El viejo paró su vaivén. No dijo palabra. Amplió la sonrisa, para mirarlas fijamente. Algo dijo ella, que las hizo reír. El hombre siguió inmóvil, con esa mirada profunda que le hacía resaltar la pequeña nariz. Poco a poco reinició el balanceo. Eran sus rodillas; ese dolor infame que lo ponía fuera de la jugada. Siempre fue así: si uno hubiera conocido la historia de ese hombre, que iba de negocio en negocio, parando como si picara en cada flor del camino, como si fuera capaz de probar cada bebida... y de pagarla. Si fuera conocido su sufrimiento, podría adivinarse en sus ojos cada pasaje, cada insoportable viaje en bus, ya fuera parado o si alguien terminaba cediéndole el asiento; cada uno de los partidos de futbol en su vida que, desde aquel día del accidente en la construcción de las vías del ferrocarril, había pasado, la mitad en la cancha y la otra mitad entre la banca y la enfermería –es un decir, una forma en que llamaban al puesto de golosinas donde al entonces joven migrante le regalaban una bolsa con hielo para aligerar el dolor.
La mujer con el cabello pintado no podía parecerse más a la candidata que un cartel en la plaza proponía para diputada local. Su acompañante bien podía ser una estudiante de leyes incursionando en las sucias ramas de la lambisconería, el engaño y el cálculo de daños menores del habitus político estatal.
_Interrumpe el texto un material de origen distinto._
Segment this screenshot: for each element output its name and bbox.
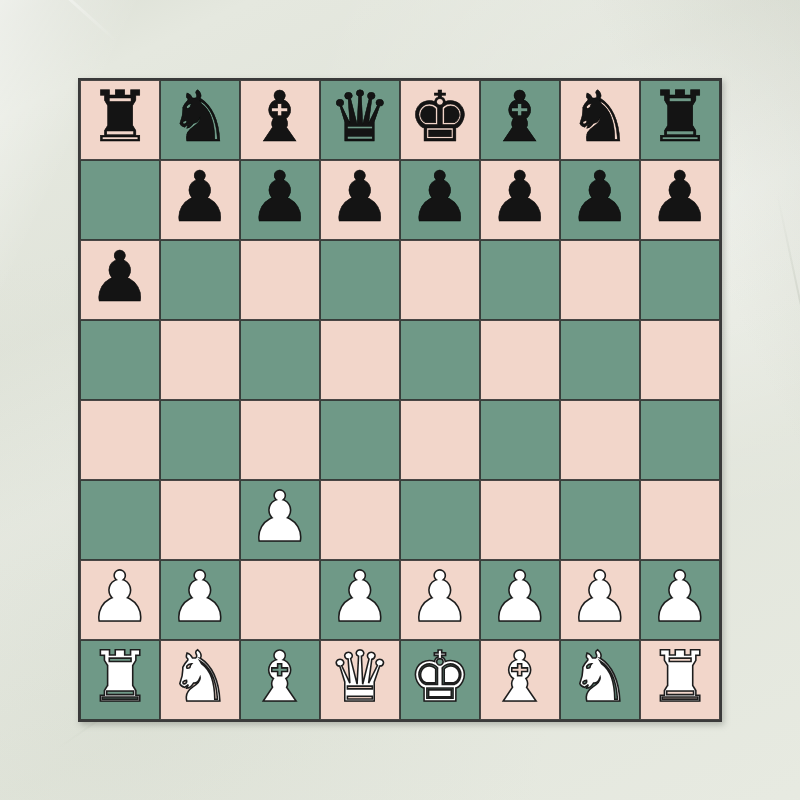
square-a2[interactable]: ♟ — [80, 560, 160, 640]
square-g2[interactable]: ♟ — [560, 560, 640, 640]
square-b7[interactable]: ♟ — [160, 160, 240, 240]
square-c2[interactable] — [240, 560, 320, 640]
black-pawn-f7[interactable]: ♟ — [489, 158, 552, 236]
square-e3[interactable] — [400, 480, 480, 560]
square-h7[interactable]: ♟ — [640, 160, 720, 240]
white-king-e1[interactable]: ♚ — [409, 638, 472, 716]
black-queen-d8[interactable]: ♛ — [329, 78, 392, 156]
black-rook-h8[interactable]: ♜ — [649, 78, 712, 156]
square-e2[interactable]: ♟ — [400, 560, 480, 640]
square-g8[interactable]: ♞ — [560, 80, 640, 160]
square-c1[interactable]: ♝ — [240, 640, 320, 720]
square-f8[interactable]: ♝ — [480, 80, 560, 160]
square-d6[interactable] — [320, 240, 400, 320]
square-d5[interactable] — [320, 320, 400, 400]
white-bishop-f1[interactable]: ♝ — [489, 638, 552, 716]
square-b8[interactable]: ♞ — [160, 80, 240, 160]
square-h8[interactable]: ♜ — [640, 80, 720, 160]
square-d7[interactable]: ♟ — [320, 160, 400, 240]
square-b4[interactable] — [160, 400, 240, 480]
square-g3[interactable] — [560, 480, 640, 560]
square-b2[interactable]: ♟ — [160, 560, 240, 640]
paper-crease — [0, 0, 118, 43]
black-knight-g8[interactable]: ♞ — [569, 78, 632, 156]
white-pawn-h2[interactable]: ♟ — [649, 558, 712, 636]
square-b5[interactable] — [160, 320, 240, 400]
white-queen-d1[interactable]: ♛ — [329, 638, 392, 716]
square-a1[interactable]: ♜ — [80, 640, 160, 720]
square-b3[interactable] — [160, 480, 240, 560]
white-pawn-a2[interactable]: ♟ — [89, 558, 152, 636]
black-pawn-c7[interactable]: ♟ — [249, 158, 312, 236]
square-h2[interactable]: ♟ — [640, 560, 720, 640]
square-a4[interactable] — [80, 400, 160, 480]
square-c6[interactable] — [240, 240, 320, 320]
square-a6[interactable]: ♟ — [80, 240, 160, 320]
black-pawn-b7[interactable]: ♟ — [169, 158, 232, 236]
square-d1[interactable]: ♛ — [320, 640, 400, 720]
black-pawn-g7[interactable]: ♟ — [569, 158, 632, 236]
black-rook-a8[interactable]: ♜ — [89, 78, 152, 156]
square-e5[interactable] — [400, 320, 480, 400]
square-e4[interactable] — [400, 400, 480, 480]
white-knight-b1[interactable]: ♞ — [169, 638, 232, 716]
square-c8[interactable]: ♝ — [240, 80, 320, 160]
square-g5[interactable] — [560, 320, 640, 400]
square-e6[interactable] — [400, 240, 480, 320]
square-g6[interactable] — [560, 240, 640, 320]
square-h3[interactable] — [640, 480, 720, 560]
white-pawn-e2[interactable]: ♟ — [409, 558, 472, 636]
square-b6[interactable] — [160, 240, 240, 320]
black-king-e8[interactable]: ♚ — [409, 78, 472, 156]
square-d3[interactable] — [320, 480, 400, 560]
black-knight-b8[interactable]: ♞ — [169, 78, 232, 156]
square-e1[interactable]: ♚ — [400, 640, 480, 720]
white-pawn-f2[interactable]: ♟ — [489, 558, 552, 636]
black-pawn-h7[interactable]: ♟ — [649, 158, 712, 236]
square-a5[interactable] — [80, 320, 160, 400]
square-c4[interactable] — [240, 400, 320, 480]
square-f2[interactable]: ♟ — [480, 560, 560, 640]
square-c7[interactable]: ♟ — [240, 160, 320, 240]
white-pawn-c3[interactable]: ♟ — [249, 478, 312, 556]
square-b1[interactable]: ♞ — [160, 640, 240, 720]
square-h1[interactable]: ♜ — [640, 640, 720, 720]
square-c5[interactable] — [240, 320, 320, 400]
black-bishop-c8[interactable]: ♝ — [249, 78, 312, 156]
square-f7[interactable]: ♟ — [480, 160, 560, 240]
white-pawn-b2[interactable]: ♟ — [169, 558, 232, 636]
square-f3[interactable] — [480, 480, 560, 560]
black-bishop-f8[interactable]: ♝ — [489, 78, 552, 156]
square-a7[interactable] — [80, 160, 160, 240]
black-pawn-a6[interactable]: ♟ — [89, 238, 152, 316]
square-e7[interactable]: ♟ — [400, 160, 480, 240]
square-h6[interactable] — [640, 240, 720, 320]
square-g7[interactable]: ♟ — [560, 160, 640, 240]
square-g1[interactable]: ♞ — [560, 640, 640, 720]
square-a8[interactable]: ♜ — [80, 80, 160, 160]
chess-app-canvas: ♜♞♝♛♚♝♞♜♟♟♟♟♟♟♟♟♟♟♟♟♟♟♟♟♜♞♝♛♚♝♞♜ — [0, 0, 800, 800]
square-d2[interactable]: ♟ — [320, 560, 400, 640]
white-pawn-d2[interactable]: ♟ — [329, 558, 392, 636]
white-knight-g1[interactable]: ♞ — [569, 638, 632, 716]
white-bishop-c1[interactable]: ♝ — [249, 638, 312, 716]
white-rook-a1[interactable]: ♜ — [89, 638, 152, 716]
white-pawn-g2[interactable]: ♟ — [569, 558, 632, 636]
square-h5[interactable] — [640, 320, 720, 400]
square-f6[interactable] — [480, 240, 560, 320]
white-rook-h1[interactable]: ♜ — [649, 638, 712, 716]
square-a3[interactable] — [80, 480, 160, 560]
black-pawn-d7[interactable]: ♟ — [329, 158, 392, 236]
square-c3[interactable]: ♟ — [240, 480, 320, 560]
square-d4[interactable] — [320, 400, 400, 480]
square-e8[interactable]: ♚ — [400, 80, 480, 160]
square-f5[interactable] — [480, 320, 560, 400]
chess-board: ♜♞♝♛♚♝♞♜♟♟♟♟♟♟♟♟♟♟♟♟♟♟♟♟♜♞♝♛♚♝♞♜ — [78, 78, 722, 722]
black-pawn-e7[interactable]: ♟ — [409, 158, 472, 236]
square-f1[interactable]: ♝ — [480, 640, 560, 720]
square-f4[interactable] — [480, 400, 560, 480]
paper-crease — [776, 193, 800, 409]
square-g4[interactable] — [560, 400, 640, 480]
square-d8[interactable]: ♛ — [320, 80, 400, 160]
square-h4[interactable] — [640, 400, 720, 480]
Pero no, ni una era candidata ni la otra estudiaba leyes, sino literatura. La rubia del cabello corto era peinadora.
Ambas miraron al viejo. Sonrieron, como si adivinaran que, al menos en esa hora del café y con el calor que sus propias manos les aplicaban, las rodillas del viejo sentían algún alivio, y por fin la peinadora preguntó: ¿Duele? –Sí, duele, balbuceó el viejo. -¿Desayunó? –Y, no. En ese momento ponía la mesera un plato con medialunas y una taza de café en la mesa del viejo. -¿Está solo? Venga para acá. Siéntese acá.
Un hombre de pelo cano pero con apariencia juvenil se había levantado a ayudar al viejo. Tomándolo por los hombros caminaba sonriente detrás suyo. Ya cuando estaban a un paso de la mesa habló algo con la peinadora. Desde su mesa, la acompañante del hombre cano observaba la escena, participando con el cuerpo girado sobre la silla inmóvil. Con un codo apoyado en el respaldo y el otro sobre la mesa, levantaba su taza, esperando una señal para levantarse y brindar, o hacer cualquier otra cosa que el acontecimiento indicara.
El viajero permaneció sentado, mirando. En otras mesas habían comenzado cuchicheos y un intercambio de miradas y sonrisas. El viejo ya estaba en la mesa de las mujeres, pero su café y las medialunas esperaban en donde las dejó la mesera. En toda la cafetería el ruido y los movimientos se intensificaban. El viajero sentía pesada la mirada de la joven de ojos líquidos. Entonces se levantó en dirección de la ventana, como si en el acto de salir por ahí y no por la puerta encontrara una liberación más definitiva. Se detuvo en la antigua mesa del viejo experto en vías para ferrocarril, tomó la taza y el plato de medialunas y volvió con toda la autoridad que en ese momento el par de objetos le otorgaban. Como un paje que camina firme con el báculo y la corona del rey, se acercó a la mesa, colocó el café justo enfrente del viejo; el plato de medialunas a un lado, casi en la orilla, como si pretendiera que, con la intención de ponerlas a salvo la joven se estirara y casualmente chocaran sus manos. No fue así.
La cafetería empezaba una fiesta como nunca se vio. Tanto que resulta indescriptible. Afuera, alguien dio aviso y un tanque preparaba y apuntaba su cañón para volar en pedazos la cafetería, como efectivamente sucedió.